Turning, Libby put her hands on his shoulders. He wrapped his arms around her waist, drawing her near. On tiptoe, she leaned close to his ear and whispered a proposal.

A week later, Professor Bradley arrived late to General Game Theory 101. His posture appeared softer. Christina, already in her seat, mindlessly shuffled her Pokémon cards. She had refused to relocate to a different dorm, and now caught herself staring at Libby’s empty seat. Likewise, no one would sit in the chair of the former Go player, now known to everyone on campus as Evelyn Kofman. She was physically uninjured, but was taking the rest of the semester off to be near family.

The professor cleared his throat. Unconcerned that not everyone realized class had started, his voice floated gently, like a child blowing bubbles in the breeze. Christina put away her cards, hoping for a better distraction.

“I realize this is a challenging time for many of you. After speaking with the dean and other members of the faculty, I’ll be taking a sabbatical.” At this, the remaining whisperers quieted. “But before I go, I wanted to share one more bit of news with you.”

He flicked on the projector, and there was Libby’s photo from her student identification card. Her apprehensive eyes stared through everyone in the room. Christina squeezed the fabric of her skirt in both fists.

“As many of you know, Libby never chose a game, and it came as little surprise when her window of reprieve came and went without her returning to us. I don’t need to tell you what her selflessness has come to represent.

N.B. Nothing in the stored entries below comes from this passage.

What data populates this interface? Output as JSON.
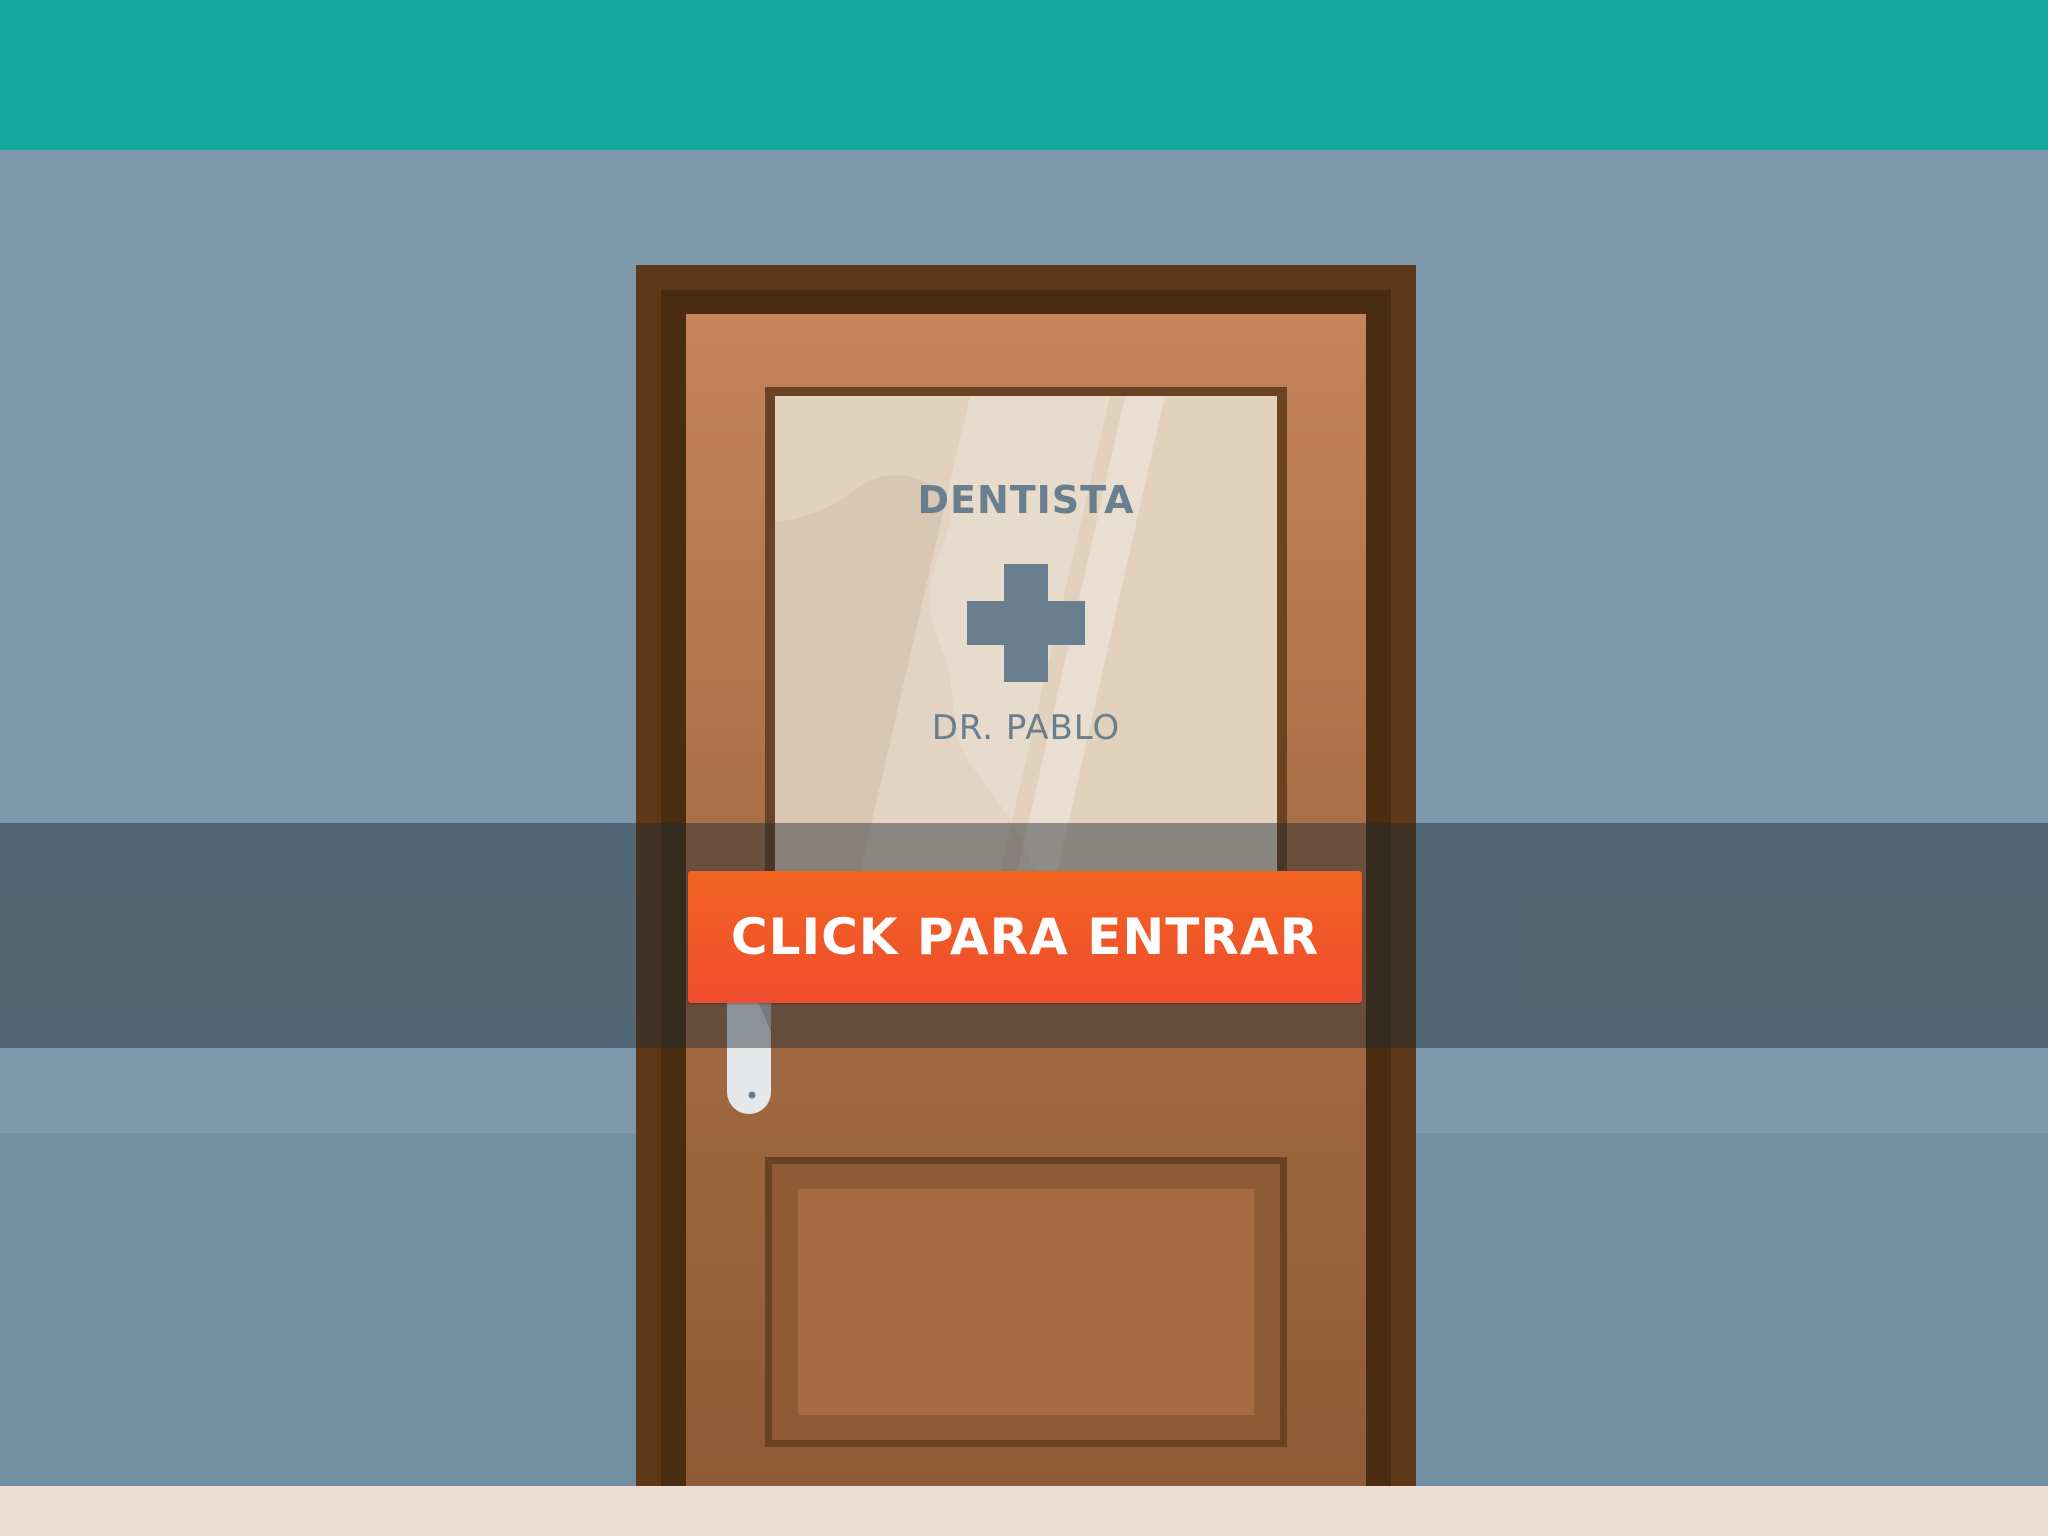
{
  "sign": {
    "title": "DENTISTA",
    "name": "DR. PABLO",
    "icon": "medical-cross-icon"
  },
  "button": {
    "label": "CLICK PARA ENTRAR"
  },
  "colors": {
    "top_bar": "#13a89e",
    "wall": "#7d99ab",
    "wall_lower": "#7390a2",
    "floor": "#f0ddd5",
    "door": "#a96f46",
    "door_frame": "#5d3919",
    "sign_text": "#697f8f",
    "button": "#f26422"
  }
}
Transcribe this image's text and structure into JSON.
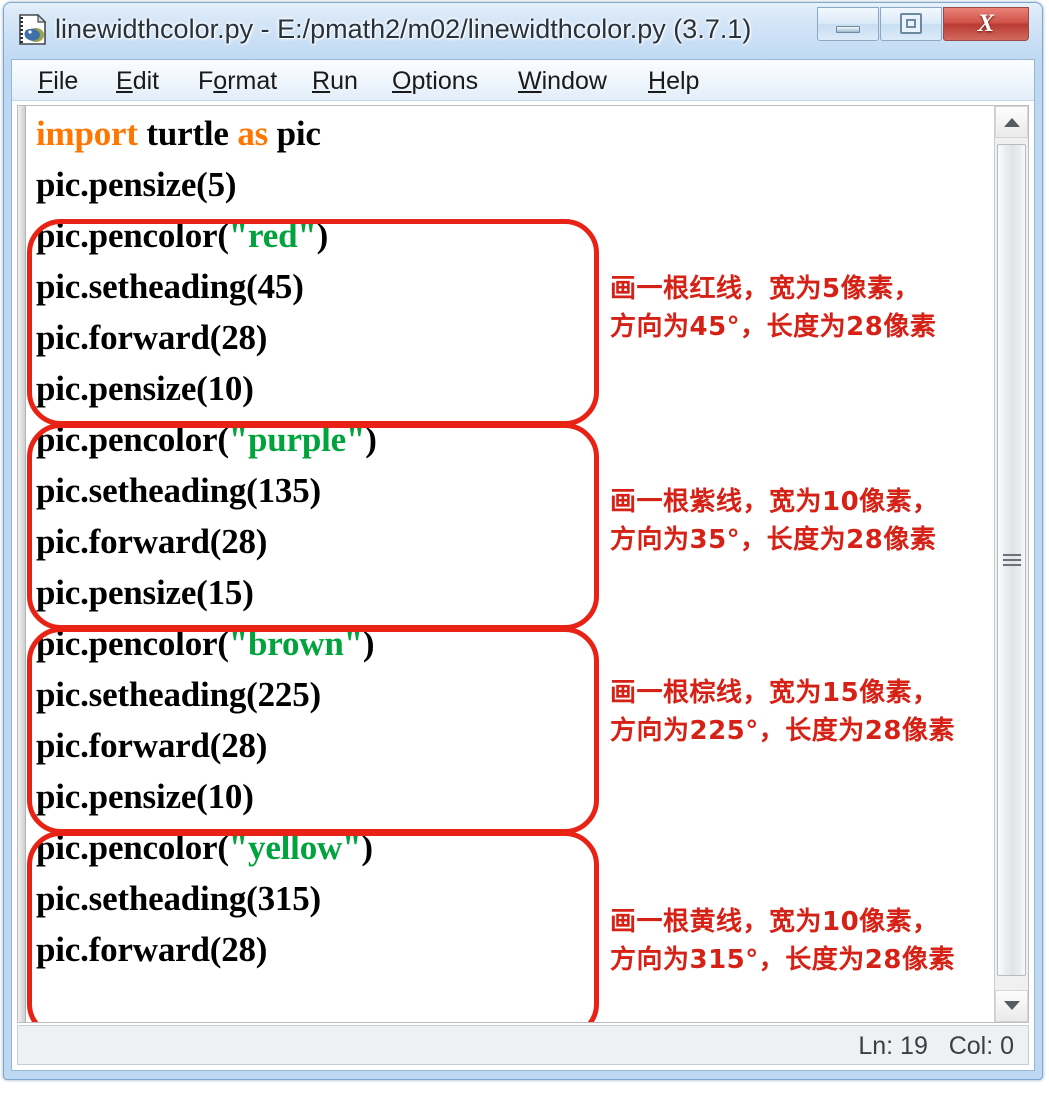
{
  "window": {
    "title": "linewidthcolor.py - E:/pmath2/m02/linewidthcolor.py (3.7.1)",
    "icon": "python-file-icon",
    "controls": {
      "minimize": "–",
      "maximize": "□",
      "close": "X"
    }
  },
  "menubar": {
    "items": [
      {
        "pre": "",
        "mnemonic": "F",
        "post": "ile"
      },
      {
        "pre": "",
        "mnemonic": "E",
        "post": "dit"
      },
      {
        "pre": "F",
        "mnemonic": "o",
        "post": "rmat"
      },
      {
        "pre": "",
        "mnemonic": "R",
        "post": "un"
      },
      {
        "pre": "",
        "mnemonic": "O",
        "post": "ptions"
      },
      {
        "pre": "",
        "mnemonic": "W",
        "post": "indow"
      },
      {
        "pre": "",
        "mnemonic": "H",
        "post": "elp"
      }
    ]
  },
  "editor": {
    "import_line": {
      "kw1": "import",
      "mod": " turtle ",
      "kw2": "as",
      "alias": " pic"
    },
    "blocks": [
      {
        "pensize": "pic.pensize(5)",
        "pencolor_pre": "pic.pencolor(",
        "pencolor_str": "\"red\"",
        "pencolor_post": ")",
        "setheading": "pic.setheading(45)",
        "forward": "pic.forward(28)",
        "note": "画一根红线，宽为5像素，\n方向为45°，长度为28像素"
      },
      {
        "pensize": "pic.pensize(10)",
        "pencolor_pre": "pic.pencolor(",
        "pencolor_str": "\"purple\"",
        "pencolor_post": ")",
        "setheading": "pic.setheading(135)",
        "forward": "pic.forward(28)",
        "note": "画一根紫线，宽为10像素，\n方向为35°，长度为28像素"
      },
      {
        "pensize": "pic.pensize(15)",
        "pencolor_pre": "pic.pencolor(",
        "pencolor_str": "\"brown\"",
        "pencolor_post": ")",
        "setheading": "pic.setheading(225)",
        "forward": "pic.forward(28)",
        "note": "画一根棕线，宽为15像素，\n方向为225°，长度为28像素"
      },
      {
        "pensize": "pic.pensize(10)",
        "pencolor_pre": "pic.pencolor(",
        "pencolor_str": "\"yellow\"",
        "pencolor_post": ")",
        "setheading": "pic.setheading(315)",
        "forward": "pic.forward(28)",
        "note": "画一根黄线，宽为10像素，\n方向为315°，长度为28像素"
      }
    ]
  },
  "statusbar": {
    "position": "Ln: 19   Col: 0"
  },
  "colors": {
    "keyword": "#ff7700",
    "string": "#00a33c",
    "annotation_red": "#d62216",
    "box_red": "#e82214",
    "close_button": "#c0392b"
  }
}
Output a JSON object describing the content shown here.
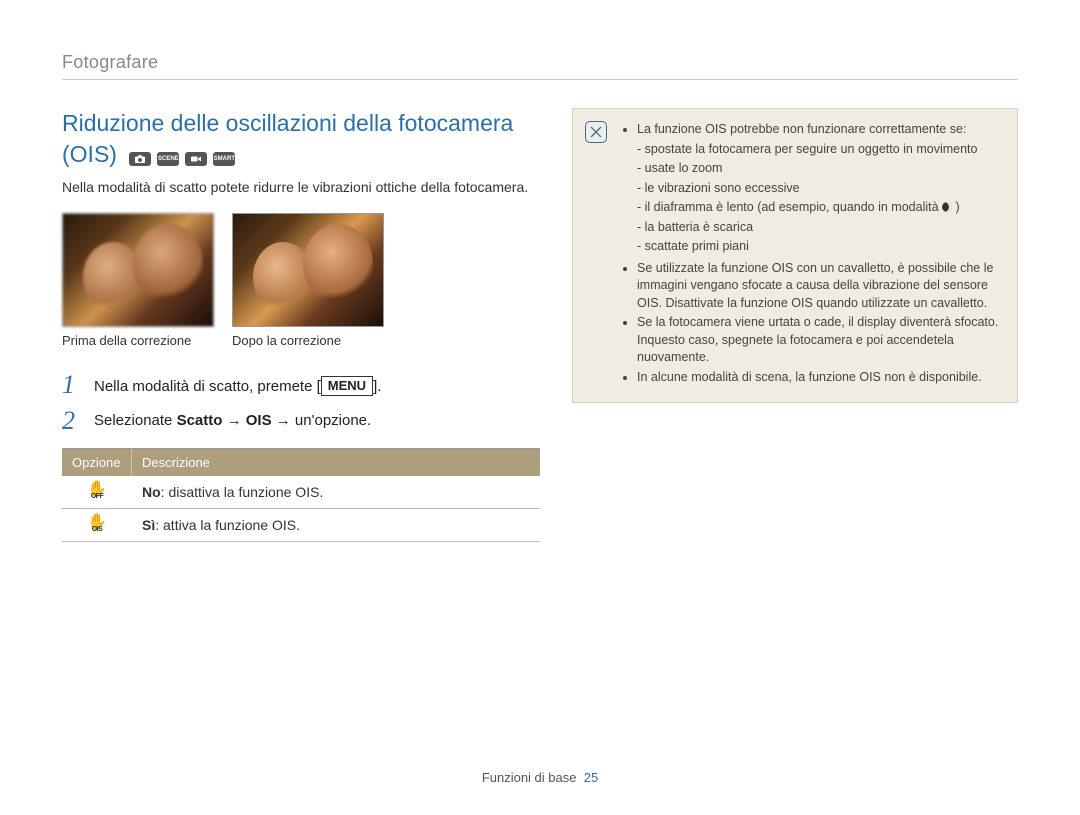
{
  "breadcrumb": "Fotografare",
  "heading_line1": "Riduzione delle oscillazioni della fotocamera",
  "heading_line2": "(OIS)",
  "intro": "Nella modalità di scatto potete ridurre le vibrazioni ottiche della fotocamera.",
  "photo": {
    "before_caption": "Prima della correzione",
    "after_caption": "Dopo la correzione"
  },
  "steps": [
    {
      "num": "1",
      "prefix": "Nella modalità di scatto, premete [",
      "menu": "MENU",
      "suffix": "]."
    },
    {
      "num": "2",
      "prefix": "Selezionate ",
      "b1": "Scatto",
      "mid1": " → ",
      "b2": "OIS",
      "mid2": " → un'opzione."
    }
  ],
  "table": {
    "head_option": "Opzione",
    "head_desc": "Descrizione",
    "rows": [
      {
        "icon_sub": "OFF",
        "bold": "No",
        "rest": ": disattiva la funzione OIS."
      },
      {
        "icon_sub": "OIS",
        "bold": "Sì",
        "rest": ": attiva la funzione OIS."
      }
    ]
  },
  "notes": {
    "b1": "La funzione OIS potrebbe non funzionare correttamente se:",
    "b1_subs": [
      "spostate la fotocamera per seguire un oggetto in movimento",
      "usate lo zoom",
      "le vibrazioni sono eccessive",
      "il diaframma è lento (ad esempio, quando in modalità ",
      "la batteria è scarica",
      "scattate primi piani"
    ],
    "b1_sub4_suffix": " )",
    "b2": "Se utilizzate la funzione OIS con un cavalletto, è possibile che le immagini vengano sfocate a causa della vibrazione del sensore OIS. Disattivate la funzione OIS quando utilizzate un cavalletto.",
    "b3": "Se la fotocamera viene urtata o cade, il display diventerà sfocato. Inquesto caso, spegnete la fotocamera e poi accendetela nuovamente.",
    "b4": "In alcune modalità di scena, la funzione OIS non è disponibile."
  },
  "footer": {
    "section": "Funzioni di base",
    "page": "25"
  }
}
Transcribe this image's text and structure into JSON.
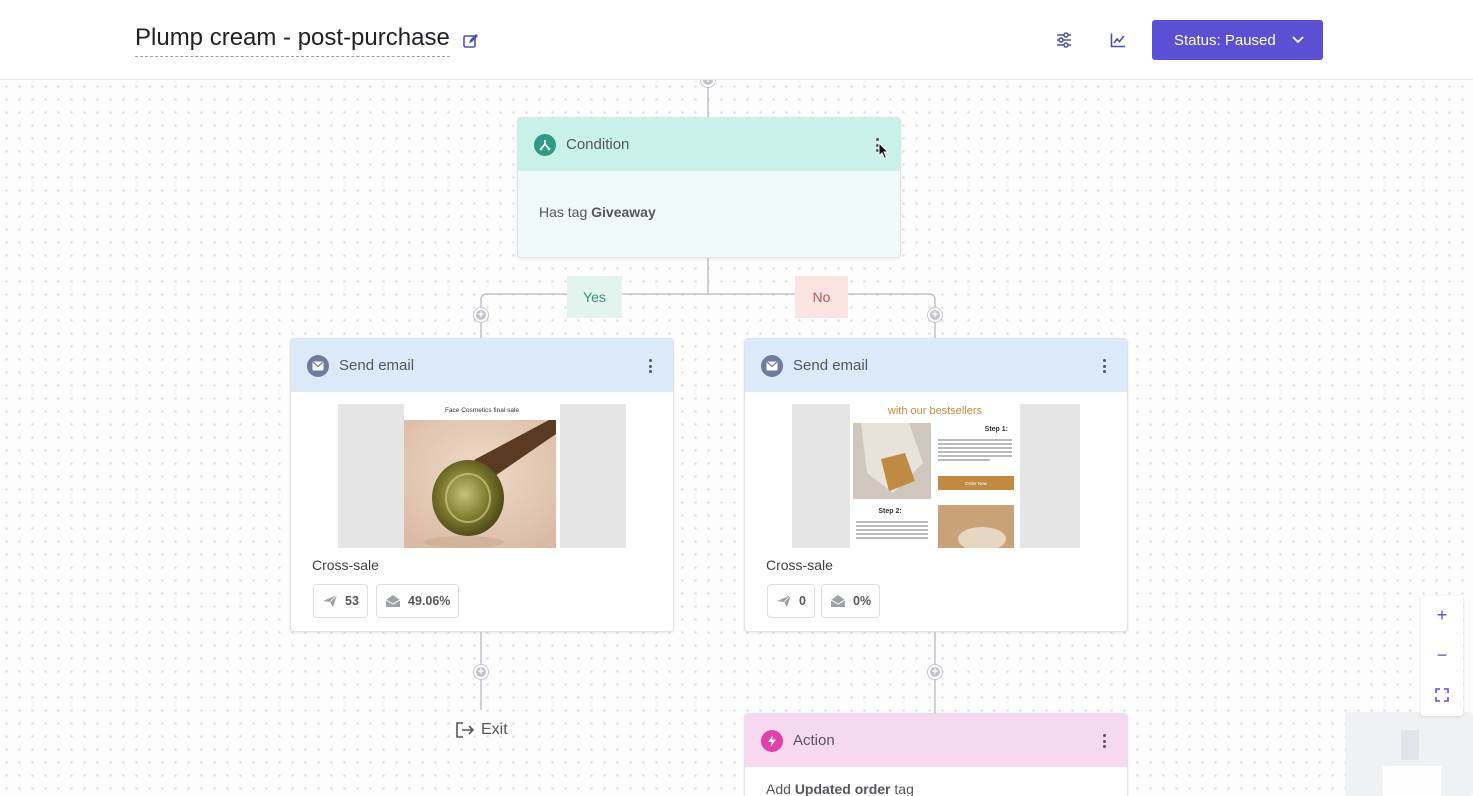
{
  "header": {
    "title": "Plump cream - post-purchase",
    "status_button": "Status: Paused"
  },
  "condition": {
    "title": "Condition",
    "text_prefix": "Has tag",
    "tag": "Giveaway"
  },
  "branches": {
    "yes": "Yes",
    "no": "No"
  },
  "email_yes": {
    "title": "Send email",
    "preview_heading": "Face Cosmetics final sale",
    "caption": "Cross-sale",
    "sent": "53",
    "open_rate": "49.06%"
  },
  "email_no": {
    "title": "Send email",
    "preview_heading": "with our bestsellers",
    "preview_step1": "Step 1:",
    "preview_button": "Order Now",
    "preview_step2": "Step 2:",
    "caption": "Cross-sale",
    "sent": "0",
    "open_rate": "0%"
  },
  "exit_label": "Exit",
  "action": {
    "title": "Action",
    "text_prefix": "Add",
    "tag": "Updated order",
    "text_suffix": "tag"
  },
  "zoom": {
    "in": "+",
    "out": "−"
  },
  "colors": {
    "accent": "#5b4fd3",
    "condition_header": "#c9f1e9",
    "email_header": "#dbe9f9",
    "action_header": "#f6d9ee",
    "condition_icon": "#2f9b86",
    "email_icon": "#6f7aa3",
    "action_icon": "#e040a8"
  },
  "icons": {
    "edit": "pencil-square-icon",
    "settings": "sliders-icon",
    "analytics": "chart-line-icon",
    "status_caret": "chevron-down-icon",
    "condition": "split-icon",
    "email": "envelope-icon",
    "action": "lightning-icon",
    "sent": "paper-plane-icon",
    "opened": "open-envelope-icon",
    "exit": "exit-arrow-icon",
    "zoom_fit": "fullscreen-icon"
  }
}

But I do have one bit of information that will come as news to everyone.”

He clicked to the next slide, and the familiar rules appeared, with a slight difference. Some students reacted right away, while others took a few moments to realize what they were seeing. Soon the room buzzed with questions.

The professor continued. “Beginning the day of Libby’s death, those tasked with tracking Death experiences and reprieval rates began hearing strange stories. People who came back no longer spoke of meeting Death for a one-on-one challenge. Someone new was there with Death, they said. A young woman. Needless to say, this information was closely guarded until it could be verified. But the news is about to reach the public, so I received special permission to share it with you.”

Christina read the rules again, unable to believe her eyes.

The Ground Rules (Revised)
1. Death is not athletic.
2. No cheating.
3. Death lets children win, provided they are polite.
4. Playing is voluntary.
5. Death gets better at a game the more he plays.
6. Three-player games are now encouraged.

On the front row, Roger Lang raised his hand. “What does this mean for us?” he asked. “Do we have to beat them both? Just one?”

“I have no idea,” the professor answered, smiling at the words on the screen. “Isn’t it wonderful?”